Switzerland in winter is all white. All you can see is snow; Alps covered with snow, trees and twigs covered with snow, slanting roof tops of some of the swankiest houses in the world and even the ordinary ones covered with snow, the roads, the rail tracks, tram tracks everything is covered with pristine white – Snow.
During one such snowing afternoons, I went to a pub in Hardbrucke (a place in Switzerland, Zurich canton) – Big Ben… not for drinks but for the veggie nachos they serve there and suddenly I heard a famous Hindi song in a very English diction – From the far right of my table, I could hear a white man strumming the guitar strings and humming –
Dilbar mere kab tak mujhe aise hee tadpaoge,
Main aag dil mein laga doonga woh ki pal mein pighal jaaoge,
Ek din aayega… pyaar ho jaayega…
The food no more interested me. All I wanted to do was, rush to him, and ask him, from where did he learn the song, had he ever been to India and why that song only – So many thoughts fleeted across my mind and the creamy, buttery nachos became soggy and bland… I now wanted to strike a conversation.
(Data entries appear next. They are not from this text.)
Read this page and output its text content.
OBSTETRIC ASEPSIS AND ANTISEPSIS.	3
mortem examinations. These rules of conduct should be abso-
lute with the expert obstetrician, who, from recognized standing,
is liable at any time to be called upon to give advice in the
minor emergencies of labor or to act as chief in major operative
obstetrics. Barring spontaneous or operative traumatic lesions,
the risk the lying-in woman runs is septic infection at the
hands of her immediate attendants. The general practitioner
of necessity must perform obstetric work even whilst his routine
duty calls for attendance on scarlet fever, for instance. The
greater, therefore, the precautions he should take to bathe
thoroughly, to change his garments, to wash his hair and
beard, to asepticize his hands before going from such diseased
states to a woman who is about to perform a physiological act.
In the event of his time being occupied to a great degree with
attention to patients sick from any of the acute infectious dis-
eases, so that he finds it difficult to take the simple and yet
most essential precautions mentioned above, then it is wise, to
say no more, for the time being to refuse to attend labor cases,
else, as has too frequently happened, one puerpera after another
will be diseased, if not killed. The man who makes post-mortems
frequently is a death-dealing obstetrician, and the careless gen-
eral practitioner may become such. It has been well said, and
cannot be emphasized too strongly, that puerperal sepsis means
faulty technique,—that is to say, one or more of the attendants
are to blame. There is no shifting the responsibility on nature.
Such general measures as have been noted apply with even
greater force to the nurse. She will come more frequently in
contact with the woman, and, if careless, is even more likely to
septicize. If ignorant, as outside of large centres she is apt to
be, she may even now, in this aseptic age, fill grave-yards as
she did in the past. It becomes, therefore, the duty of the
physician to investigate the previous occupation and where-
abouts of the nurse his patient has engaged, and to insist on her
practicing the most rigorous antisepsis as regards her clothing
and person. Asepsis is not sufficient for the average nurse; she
But the flash moment was soon over. I took over a path that led to railway station and waited for my train to Altstetten. It was still a good 10 minute wait at the station and my mind was still ruffling with thoughts… when suddenly, I heard a deep baritone: “Hello!”
Startled I looked around and saw the same white gentleman. My looks changed faster than the timer – surprised, perplexed, happy, thoughtful and confused. Finally, I said: “Hello!”
White Gentleman – It seems you want to talk to me.
I – That’s true. Ouch! But how do you know this?
WG – Coz I have been noticing you, right from the time you entered the pub. Ah! come on. Don’t be scared. You’re an Indian, right? Don’t worry. I am not going to harm you. Do I look like an animal? I noticed you coz you were the only one to react to my song and I think you know the song quite well.
[Now, I could breathe. I felt at ease and the train to Altstetten had arrived too.]
I – Oh! I simply got scared. The train has come and I must rush in.
WG: Sure and if I am given the pleasure of your company, I won’t mind.
WG – Altstetten will come in just 2 minutes.
I – Yes. Short journey you see.
WG – But I prefer the long journeys, like we have in India.
I – You’ve been to India?
WG – Yeah! I still go there. Once in a year to Banaras. I have travelled the whole of India and loved Banaras. I love the mystical feel of Banaras.
I – Wow! I’m meeting someone for the first time who has travelled India but is not an Indian. Simply superb.
WG – Banaras is more than that. It is among the world’s oldest continually inhabited cities. It is older than history, older than tradition, older even than legend, and looks twice as old as all of them put together. I am in love with Banaras.
I – Seems like you are in complete awe of the city.
WG – Yes! Madame, we have reached Altstetten.
[I was disappointed. Slowly as the conversation was beginning to tick, we had reached destination. It couldn’t have been shorter, it could have definitely been better.]
WG – I have to go to Farbhof.
I – I too have to go to Farbhof.
WG – Come, I will walk with you.
[I wanted to say that I can walk with you for all my life just to listen history that I always find enigmatic. I am a history lover and what better way to learn history than to hear it from someone else.]
I – So what’s behind the song? OK. You were reciting it in a very heavy English accent but its back from the 80s. And rarely an Indian might sing it, let alone you. I am still shocked that I heard it from a foreigner – a song in Hindi.
WG – (with a deep breath) I learnt it to impress my girlfriend, my unrequited love, which finally took me to the by lanes of Banaras, the mystic city where I finally learnt to let go.
I – I’m sorry. I didn’t intend to hurt your feelings.
WG – Don’t be. Some experiences in life only make you strong. And this experience took me to salvation. I owe my journey to Banaras to this. It’s been wonderful.
[It was still snowing. There were very few people on streets. The tram was plying by its time. Nothing had changed much from the time I left home to the time I was reaching home but still I felt heavy, I felt that a lot had changed. The pristine snow appeared to be a reflection of human emotions. The snow so pure, so white in the morning was now appearing to be sad, it looked like a set of crying emotions frozen in time where I was a mere spectator. I didn’t say anything.]
WG – They call me Vinzenz Lexicon.
And before I could say anything further, Vinzenz moved on. How else does it matter to him whether I was Divya or Dorle. He was on his way to salvation, trying to break away from the worldly ties. The snow was still there, as pristine as the hermit I had met today. They sure called him Vinzenz Lexicon but for me he was a mythical wanderer of Banaras who bumped in to me in a far off mountain country.